A DRIP stock is a stock that pays dividends directly to shareholders rather than reinvesting them in the company.
The first DRIP was established in 1931 by General Motors. Since then, many other companies have followed suit and now offer dividend reinvestment plans to their shareholders.
“Once you have an account, you can request that the company send you share certificates or enroll you in its electronic registration system.”
Also, there are now a number of brokerages that offer DRIP plans to investors who are not shareholders of the company.
This type of investment can be attractive for several reasons:
- They offer a simple way to invest in companies that pay regular dividends.
- They provide a way to reinvest your dividends without having to pay commissions.
- They often offer a discount on the shares when you purchase them through the DRIP program.
However, there are also some drawbacks to investing in DRIP stocks:
- The discounts offered through DRIP programs may not be as large as those available through other methods of investing.
- You may not be able to sell your shares as easily as you could if you held them in a regular brokerage account.
If you’re interested in learning more about DRIP stocks and how they can be used to build your investment portfolio, read on.
What is a DRIP Stock?
A DRIP stock is a stock that pays dividends directly to shareholders rather than reinvesting them in the company.
How Do DRIP Stocks Work?
When a company declares a dividend, it must decide what to do with the money. It can either reinvest the funds back into the business or pay the money out to shareholders in the form of dividends.
If the company decides to pay dividends, it has two options:
- Pay the dividend out to shareholders who own the stock on the record date.
- Reinvest the dividend into additional shares of stock (known as a “dividend reinvestment plan” or “DRIP”).

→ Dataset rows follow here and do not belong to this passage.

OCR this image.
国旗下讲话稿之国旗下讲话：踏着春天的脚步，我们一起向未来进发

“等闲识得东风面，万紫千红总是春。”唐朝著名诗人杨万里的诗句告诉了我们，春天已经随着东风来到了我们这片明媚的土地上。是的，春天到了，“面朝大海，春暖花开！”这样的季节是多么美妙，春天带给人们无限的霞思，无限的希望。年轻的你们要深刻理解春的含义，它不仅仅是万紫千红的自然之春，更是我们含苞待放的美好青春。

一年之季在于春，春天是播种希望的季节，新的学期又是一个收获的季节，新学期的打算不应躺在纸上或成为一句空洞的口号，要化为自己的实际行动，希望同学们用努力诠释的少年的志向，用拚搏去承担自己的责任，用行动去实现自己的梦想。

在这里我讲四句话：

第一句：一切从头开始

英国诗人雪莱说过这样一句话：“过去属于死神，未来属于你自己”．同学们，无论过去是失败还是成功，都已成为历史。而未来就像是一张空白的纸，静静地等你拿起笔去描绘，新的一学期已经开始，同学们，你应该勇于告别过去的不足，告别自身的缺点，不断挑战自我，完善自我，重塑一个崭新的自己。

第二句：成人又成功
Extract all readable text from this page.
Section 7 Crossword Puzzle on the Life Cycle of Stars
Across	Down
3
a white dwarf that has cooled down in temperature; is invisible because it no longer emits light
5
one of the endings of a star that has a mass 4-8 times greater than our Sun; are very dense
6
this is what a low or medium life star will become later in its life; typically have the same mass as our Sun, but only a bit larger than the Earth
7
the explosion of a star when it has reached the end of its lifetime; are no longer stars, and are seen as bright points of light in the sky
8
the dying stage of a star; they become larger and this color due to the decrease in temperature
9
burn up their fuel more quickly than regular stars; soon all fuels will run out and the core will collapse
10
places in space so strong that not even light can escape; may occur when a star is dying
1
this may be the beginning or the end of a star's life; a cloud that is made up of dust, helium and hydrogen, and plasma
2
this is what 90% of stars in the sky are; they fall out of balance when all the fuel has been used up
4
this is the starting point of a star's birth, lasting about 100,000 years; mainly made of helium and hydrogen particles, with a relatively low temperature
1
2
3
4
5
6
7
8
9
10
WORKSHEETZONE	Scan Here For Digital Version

If the company chooses option 2, shareholders who are enrolled in the DRIP program will have their dividends automatically reinvested in additional shares of stock. These new shares are then added to the shareholder’s account.
Popular DRIP Stocks
There are many companies that offer dividend reinvestment plans to shareholders. Some of the most popular DRIP stocks include:
- Apple (AAPL)
- IBM (IBM)
- Johnson & Johnson (JNJ)
- Procter & Gamble (PG)
- ExxonMobil (XOM)
What Stocks Are Eligible for DRIP Plans?
Almost any publicly traded stock can be held in a DRIP account. However, not all companies offer dividend reinvestment plans to shareholders. To find out if a company offers a DRIP plan, check the company’s website or contact its investor relations department.
How to Buy DRIP Stocks
If you’re interested in investing in DRIP stocks, there are a few different ways to do it.
The first way is to buy shares of the stock through a regular brokerage account and then enroll in the company’s dividend reinvestment plan. To do this, you will need to have a brokerage account that offers DRIP plans (not all brokerages do).
Once you have an account, you can contact the company’s investor relations department to find out how to enroll in the DRIP program.
The second way to invest in DRIP stocks is to purchase them through a specialized DRIP investment plan. These plans are offered by some brokerages and allow investors to pool their money together to buy shares of stock in a single company.
DRIP investment plans typically have lower fees than regular brokerage accounts and can be a good option for investors who want to invest in a small number of companies.
The third way to buy DRIP stocks is to purchase them directly from the company. To do this, you will need to set up an account with the company’s transfer agent.
Once you have an account, you can request that the company send you share certificates or enroll you in its electronic registration system.